Question: what should the link-submission process look like for a contributor? What would trigger this action, and how would the contributor communicate the URL and course information (course code, professor, semester) to us? One solution would be:

  1. Create a branch for link submissions, e.g. links
  2. Run the action when a pull request is made to links
  3. Submissions are made by having the contributor make a pull request to links with the required information provided in some pre-determined format (e.g. JSON or other).

So what we have so far is:

name: Link Submission to PDF

on:
  pull_request:
    branches:
      - links

jobs:
  build:
    runs-on: macos-latest

    steps:
    - name: Checkout Repo
      uses: actions/checkout@v2
    - name: Convert Link to PDF
      run: |-
        curl -L https://github.com/wkhtmltopdf/packaging/releases/download/0.12.6-2/wkhtmltox-0.12.6-2.macos-cocoa.pkg > wkhtmltopdf.pkg
        installer -pkg wkhtmltopdf.pkg -target $HOME
        ./linktopdf
    - name: Commit and push if changed
      run: |-
        git pull
        git add .
        git diff
        git config --global user.email "torvalds@linux-foundation.org"
        git config --global user.name "torvalds"
        git commit -m "Uploaded new syllabus" || echo "No changes to commit"
        git push

Where linktopdf is a script that would read and validate the contributor's submission (presumably in some pre-determined file), call wkhtmltopdf on the link, modify the _data/map.json and create an appropriate new directory in assets/courses/ if necessary, and move the PDF into its appropriate place.

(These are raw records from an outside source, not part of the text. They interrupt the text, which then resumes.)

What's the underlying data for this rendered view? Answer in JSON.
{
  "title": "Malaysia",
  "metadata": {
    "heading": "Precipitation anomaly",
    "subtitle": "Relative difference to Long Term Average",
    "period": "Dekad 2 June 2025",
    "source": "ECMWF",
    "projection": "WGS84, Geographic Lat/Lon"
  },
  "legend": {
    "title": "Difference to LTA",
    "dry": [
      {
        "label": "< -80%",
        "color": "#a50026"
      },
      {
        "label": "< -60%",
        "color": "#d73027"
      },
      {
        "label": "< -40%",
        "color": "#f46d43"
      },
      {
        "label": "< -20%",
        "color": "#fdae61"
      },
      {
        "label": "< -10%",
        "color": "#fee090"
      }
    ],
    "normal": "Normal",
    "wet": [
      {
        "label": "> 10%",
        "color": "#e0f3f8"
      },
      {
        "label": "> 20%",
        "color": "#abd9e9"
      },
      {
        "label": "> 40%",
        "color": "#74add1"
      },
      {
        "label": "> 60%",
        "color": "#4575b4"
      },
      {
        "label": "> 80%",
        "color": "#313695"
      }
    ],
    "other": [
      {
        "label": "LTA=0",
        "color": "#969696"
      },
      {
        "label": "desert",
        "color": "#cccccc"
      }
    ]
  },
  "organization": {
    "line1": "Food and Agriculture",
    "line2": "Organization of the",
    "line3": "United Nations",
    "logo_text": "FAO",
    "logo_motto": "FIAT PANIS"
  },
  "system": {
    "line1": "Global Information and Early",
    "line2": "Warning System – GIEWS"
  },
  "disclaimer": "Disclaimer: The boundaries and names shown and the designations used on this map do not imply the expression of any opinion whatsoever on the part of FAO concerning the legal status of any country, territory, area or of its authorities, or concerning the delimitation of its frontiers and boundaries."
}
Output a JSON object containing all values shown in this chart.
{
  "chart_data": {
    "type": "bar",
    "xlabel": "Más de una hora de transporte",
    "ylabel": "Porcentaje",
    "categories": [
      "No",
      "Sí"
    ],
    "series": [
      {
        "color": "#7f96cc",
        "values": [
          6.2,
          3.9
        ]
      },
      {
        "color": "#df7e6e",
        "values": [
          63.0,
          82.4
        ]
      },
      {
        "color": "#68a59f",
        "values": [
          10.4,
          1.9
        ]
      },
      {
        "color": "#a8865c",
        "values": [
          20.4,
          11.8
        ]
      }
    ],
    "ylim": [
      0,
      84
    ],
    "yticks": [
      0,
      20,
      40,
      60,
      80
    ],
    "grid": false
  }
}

What is left to be decided is the format of the file submitted by the contributor. It could be a self explanatory JSON file with fields like url, professor, semester, coursecode, and then we can write the script in python (installed by default on MacOS) using the JSON module.

Kind of getting to be a lot of work for something that may be harder for a contributor to do than just using some external service HTML to PDF converter service or built-in browser functionality.

rvente commented 3 years ago

Ah I see. I'll continue thinking about this. If anything comes up, that you think I could contribute, let me know. I'm happy to commit some time to it as the semester comes to a close.

rvente commented 9 months ago

Maybe one potential blocker is that we don't have many links to work with, so it's challenging to evaluate solutions precisely. Restating, the problem seems a tad underspecified, so this would at least give us a starting point. So starting with link collection might be a good next step. If we agree, I could add that to the README. We can start converting them case by case. Then we can automate it.